Race Theory Bill that Senate Exhumed
Gives GOP Small Solace after SB 7 Fall
Capitol Inside
June 1, 2021
Texas Republican lawmakers pulled a consolation prize from a dumpster fire of a voter restriction when they sent a proposed ban on critical race theory in schools to Governor Greg Abbott on Tuesday after a potentially illegal reincarnation on the regular session's final weekend.
House Bill 3979 is heading to Abbott's desk after unprecedented maneuvering in the Texas Senate that passed the measure late last week two days after a deadline for votes on legislation that originated in the House. The new law - barring an unforeseen veto - will limit the teaching of the influence that slavery and race have had in Texas and American history.
With Lieutenant Governor Dan Patrick dictating the shots to Republican allies, the Senate voted on Friday night to recede from amendments that it added to HB 3979 before the initial vote for the bill in the upper chamber on May 22. But the Senate never approved the measure in the form that's going to the governor despite the revisions recision move that fell five votes short of the number that were needed to suspend the rules for a truly valid vote on the unamended version.
State Rep. James Talarico of Round Rock killed HB 3979 on Friday with a parliamentary objection that GOP House Speaker Dade Phelan sustained. Talarico said that the Senate's raising of the bill from the dead was blatantly unconstitutional. House Democrats might have missed a chance for a final shot at the critical race theory bill, however, when none raised a point of order to challenge the Senate ploy in a move that would have put Phelan in position to make the final call.
Patrick and the Republicans appeared to be patterning the power play on a vote that the Texas Senate took in 1941 to recede from amendments on a bill that would ggive pharmacies the right to fill prescriptions from doctors for liquor. But House Bill 373 - unlike HB 3979 in 2021 - had overwhelming support in the 47th Legislature that had a Democratic monopoly at a time when Democrat W. Lee "Pappy" O'Daniel was serving as governor.
The medical alcohol measure had to survive a final attempt in the House to block the measure with a point of order that challenged the Senate resurrection before Democrat Homer Leonard overruled it as the speaker during the session in 1941.
Texas is following the lead of a dozen smaller states with the critical race teaching ban that will be challenged as unconstitutional at the courthouse on multiple grounds. Donald Trump has been leading the push to ban critical thinking on race in favor of education that promotes patriotism.
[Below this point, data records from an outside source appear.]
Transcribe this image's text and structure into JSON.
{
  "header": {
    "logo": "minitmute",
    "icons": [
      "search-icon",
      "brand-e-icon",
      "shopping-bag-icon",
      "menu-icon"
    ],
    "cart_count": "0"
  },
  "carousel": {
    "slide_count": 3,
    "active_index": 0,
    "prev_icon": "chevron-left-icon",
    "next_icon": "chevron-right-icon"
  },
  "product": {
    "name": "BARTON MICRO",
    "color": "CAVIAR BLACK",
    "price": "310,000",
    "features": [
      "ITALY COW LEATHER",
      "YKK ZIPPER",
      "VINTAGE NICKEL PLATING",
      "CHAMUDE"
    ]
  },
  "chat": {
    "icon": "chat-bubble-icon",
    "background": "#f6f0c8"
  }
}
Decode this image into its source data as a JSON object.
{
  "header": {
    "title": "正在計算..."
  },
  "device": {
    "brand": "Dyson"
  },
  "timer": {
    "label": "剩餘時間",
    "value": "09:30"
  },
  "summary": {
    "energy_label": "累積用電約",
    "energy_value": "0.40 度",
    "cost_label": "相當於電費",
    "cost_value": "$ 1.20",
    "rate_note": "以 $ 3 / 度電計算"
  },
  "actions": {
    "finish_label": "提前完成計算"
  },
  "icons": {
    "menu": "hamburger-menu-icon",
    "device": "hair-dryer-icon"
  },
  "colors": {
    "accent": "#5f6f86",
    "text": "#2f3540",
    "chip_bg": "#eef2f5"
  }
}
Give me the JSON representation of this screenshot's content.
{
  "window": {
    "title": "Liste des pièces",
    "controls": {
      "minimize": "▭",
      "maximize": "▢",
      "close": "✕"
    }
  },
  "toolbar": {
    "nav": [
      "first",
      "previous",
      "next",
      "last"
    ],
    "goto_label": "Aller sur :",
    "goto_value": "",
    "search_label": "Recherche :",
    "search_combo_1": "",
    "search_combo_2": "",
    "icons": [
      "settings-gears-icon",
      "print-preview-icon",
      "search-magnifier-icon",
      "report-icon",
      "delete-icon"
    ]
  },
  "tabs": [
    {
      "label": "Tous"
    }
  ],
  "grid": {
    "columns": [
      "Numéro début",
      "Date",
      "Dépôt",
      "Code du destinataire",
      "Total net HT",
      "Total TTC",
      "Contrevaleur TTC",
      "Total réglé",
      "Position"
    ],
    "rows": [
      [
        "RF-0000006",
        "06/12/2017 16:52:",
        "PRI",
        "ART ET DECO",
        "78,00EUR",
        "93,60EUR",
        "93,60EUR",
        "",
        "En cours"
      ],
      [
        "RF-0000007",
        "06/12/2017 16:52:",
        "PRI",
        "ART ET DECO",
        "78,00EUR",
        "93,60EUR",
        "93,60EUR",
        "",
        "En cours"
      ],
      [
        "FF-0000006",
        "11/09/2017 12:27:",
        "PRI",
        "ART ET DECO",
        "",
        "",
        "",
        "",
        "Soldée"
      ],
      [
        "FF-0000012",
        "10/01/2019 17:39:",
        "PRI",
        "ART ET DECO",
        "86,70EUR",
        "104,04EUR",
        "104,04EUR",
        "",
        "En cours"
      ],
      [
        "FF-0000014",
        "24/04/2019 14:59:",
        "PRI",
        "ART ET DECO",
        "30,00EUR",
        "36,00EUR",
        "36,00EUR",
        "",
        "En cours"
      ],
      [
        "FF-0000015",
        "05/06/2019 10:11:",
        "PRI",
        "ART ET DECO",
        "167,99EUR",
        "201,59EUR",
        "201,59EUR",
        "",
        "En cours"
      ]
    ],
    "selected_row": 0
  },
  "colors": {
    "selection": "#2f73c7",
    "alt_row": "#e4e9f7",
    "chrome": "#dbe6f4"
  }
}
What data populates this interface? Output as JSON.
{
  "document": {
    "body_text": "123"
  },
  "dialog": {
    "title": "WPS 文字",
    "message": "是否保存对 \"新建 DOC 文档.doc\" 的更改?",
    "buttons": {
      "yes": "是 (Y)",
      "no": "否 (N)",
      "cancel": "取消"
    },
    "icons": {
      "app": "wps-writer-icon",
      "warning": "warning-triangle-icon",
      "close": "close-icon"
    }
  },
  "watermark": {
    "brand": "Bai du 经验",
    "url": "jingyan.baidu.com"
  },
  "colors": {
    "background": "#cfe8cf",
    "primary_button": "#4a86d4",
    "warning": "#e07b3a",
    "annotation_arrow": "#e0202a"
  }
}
The Texas Legislature has been more original with the passage of the Star Spangled Banner Protection Act that will punish professional sports teams that refused to play the national anthem at home games. But the Patrick patriotism enforcement plan in Senate Bill 4 lost substantial luster when Democrats played along with the measure that they know will have no real effect in a state where all of the pro teams already play the anthem.
But the anthem and critical race teaching bans were barely on the radar screen during the session that ended on Monday with the Republicans' overriding priority with a so-called election integrity bill dead in its wake. The voter restriction measure fizzled late Sunday night when Democrats walked out before a final vote on SB 7 in a move that left without a quorum.
With Abbott vowing to revive SB 7 in a special session this summer or fall, Texas Democratic lawmakers appealed to President Joe Biden and U.S. Senate Democrats for help with the passage of a federal election measure in Congress or the elimination of the filibuster as a weapon of last resort.